Emmanuel Carrère revient ici sur la vie de Jean-Claude Romand, cet homme qui prétendait être médecin et travailler à l'OMS, et qui a tué femme, enfants et parents, un week-end de janvier 1993. Ce drame, à l'époque, m'avait profondément touchée et interpellée. Très vite, des dizaines de questions surgissaient : comment peut-on tuer ses enfants, ses parents ? comment en arriver à cet acte ultime ? comment réussir à jouer double-jeu aussi longtemps ? comment l'entourage, voisins, amis, famille, a-t-il été à ce point trompé, aveuglé, berné ? Toutes ces questions donnent le tournis …
Dans ce monde où chacun fait semblant, quoi de plus tentant de prétendre être celui qu'il n'est pas … Partout il faut tricher, je crois, pour séduire la personne désirée, pour décrocher le job tant convoité, pour convaincre un client potentiel d'acheter, pour se faire des amis. Partout on se présente sous son meilleur jour, moyennant quelques petits arrangements avec la vérité, n'est-ce pas ? Et malheur à celui ou celle qui ne joue pas le jeu … Comme sa vie parait triste, pauvre, peu enviable, comme sa compagnie est pénible …
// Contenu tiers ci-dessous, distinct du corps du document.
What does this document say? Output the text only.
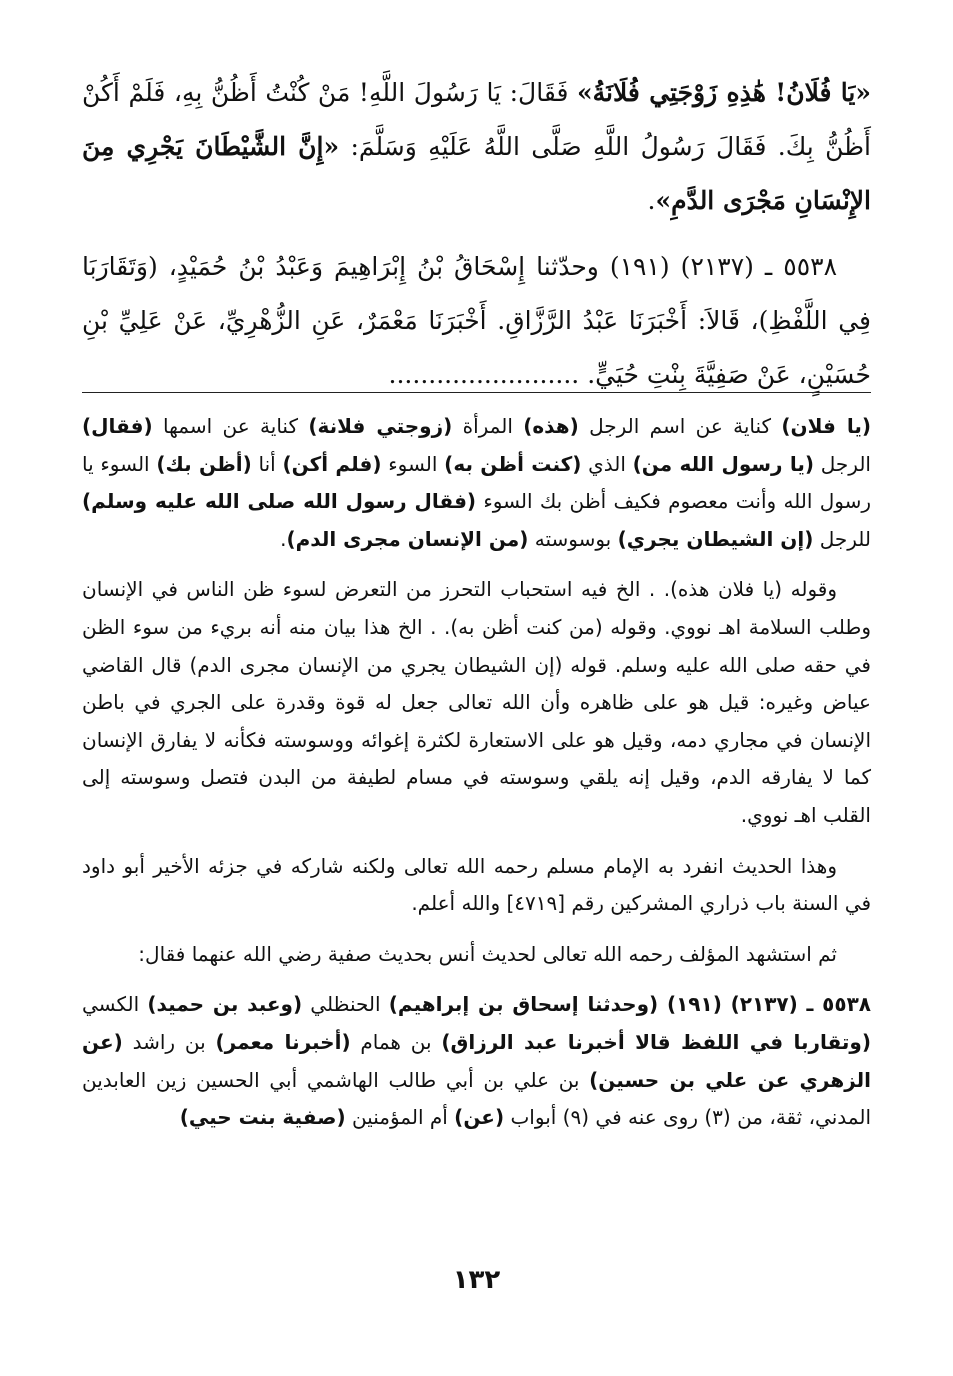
«يَا فُلَانُ! هَٰذِهِ زَوْجَتِي فُلَانَةُ» فَقَالَ: يَا رَسُولَ اللَّهِ! مَنْ كُنْتُ أَظُنُّ بِهِ، فَلَمْ أَكُنْ أَظُنُّ بِكَ. فَقَالَ رَسُولُ اللَّهِ صَلَّى اللَّهُ عَلَيْهِ وَسَلَّمَ: «إِنَّ الشَّيْطَانَ يَجْرِي مِنَ الإِنْسَانِ مَجْرَى الدَّمِ».

٥٥٣٨ ـ (٢١٣٧) (١٩١) وحدّثنا إِسْحَاقُ بْنُ إِبْرَاهِيمَ وَعَبْدُ بْنُ حُمَيْدٍ، (وَتَقَارَبَا فِي اللَّفْظِ)، قَالاَ: أَخْبَرَنَا عَبْدُ الرَّزَّاقِ. أَخْبَرَنَا مَعْمَرٌ، عَنِ الزُّهْرِيِّ، عَنْ عَلِيِّ بْنِ حُسَيْنٍ، عَنْ صَفِيَّةَ بِنْتِ حُيَيٍّ. ........................

(يا فلان) كناية عن اسم الرجل (هذه) المرأة (زوجتي فلانة) كناية عن اسمها (فقال) الرجل (يا رسول الله من) الذي (كنت أظن به) السوء (فلم أكن) أنا (أظن بك) السوء يا رسول الله وأنت معصوم فكيف أظن بك السوء (فقال رسول الله صلى الله عليه وسلم) للرجل (إن الشيطان يجري) بوسوسته (من الإنسان مجرى الدم).

وقوله (يا فلان هذه). . الخ فيه استحباب التحرز من التعرض لسوء ظن الناس في الإنسان وطلب السلامة اهـ نووي. وقوله (من كنت أظن به). . الخ هذا بيان منه أنه بريء من سوء الظن في حقه صلى الله عليه وسلم. قوله (إن الشيطان يجري من الإنسان مجرى الدم) قال القاضي عياض وغيره: قيل هو على ظاهره وأن الله تعالى جعل له قوة وقدرة على الجري في باطن الإنسان في مجاري دمه، وقيل هو على الاستعارة لكثرة إغوائه ووسوسته فكأنه لا يفارق الإنسان كما لا يفارقه الدم، وقيل إنه يلقي وسوسته في مسام لطيفة من البدن فتصل وسوسته إلى القلب اهـ نووي.

وهذا الحديث انفرد به الإمام مسلم رحمه الله تعالى ولكنه شاركه في جزئه الأخير أبو داود في السنة باب ذراري المشركين رقم [٤٧١٩] والله أعلم.

ثم استشهد المؤلف رحمه الله تعالى لحديث أنس بحديث صفية رضي الله عنهما فقال:

٥٥٣٨ ـ (٢١٣٧) (١٩١) (وحدثنا إسحاق بن إبراهيم) الحنظلي (وعبد بن حميد) الكسي (وتقاربا في اللفظ قالا أخبرنا عبد الرزاق) بن همام (أخبرنا معمر) بن راشد (عن الزهري عن علي بن حسين) بن علي بن أبي طالب الهاشمي أبي الحسين زين العابدين المدني، ثقة، من (٣) روى عنه في (٩) أبواب (عن) أم المؤمنين (صفية بنت حيي)

١٣٢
Dans ce monde où tout le monde fait confiance aux apparences, parfois de façon aveugle. Cela me rappelle un épisode de ma vie : je sortais d'un salon pour l'emploi et je croise un ami, oenologue, à l'entrée du salon professionnel des Grands Vins de Bordeaux qui se tenait dans un bâtiment tout proche. L'ami m'invite à le suivre, je refuse, lui avouant que je n'y connais rien en vin. Il insiste et finalement je me laisse convaincre. Je me suis retrouvée entourée de « spécialistes », oenologues, sommeliers, journalistes, conseillers, formateurs, restaurateurs, acheteurs, bref de toute une foule très sûre d'elle, … et personne ne m'a demandé ce que je pensais des vins qu'on goûtait (ouf …), ni où j'avais étudié l'oenologie, où je travaillais … Non tout était dans l'apparence. Il suffisait d'être bien habillé, soigné et de sourire. Il suffisait de paraître. C'est dingue quand même …
Certes la confiance est la base de toute relation sociale, car qu'en est-il de l'amitié, de l'amour, du commerce si on ne peut plus avoir confiance ? Qu'en est-il même de notre humanité ? Et je me mets à la place des amis de Romand, comment ne pas se sentir trahi ? comment encore construire une amitié après ça ? comment ne pas devenir parano ?
L'écriture d'
Emmanuel Carrère est journalistique, et c'est exactement l'approche appropriée, le ton juste selon moi. L'auteur relate les faits sans emphase, sans émotion, sans jugement. Libre à nous de nous faire notre propre opinion sur l'affaire, sur la personnalité de Romand. L'auteur lui ne donnera pas la sienne. de temps à autre, il met en parallèle sa vie d'auteur, de père de famille, avec celle de Romand, et cela donne le vertige, bien sûr. Carrère évoque aussi, en bon chrétien qu'il est, de pardon, de rédemption, de repentir, mais jamais il ne cherche des explications. D'ailleurs jusqu'au bout Romand reste une énigme … et c'est tant mieux, je pense.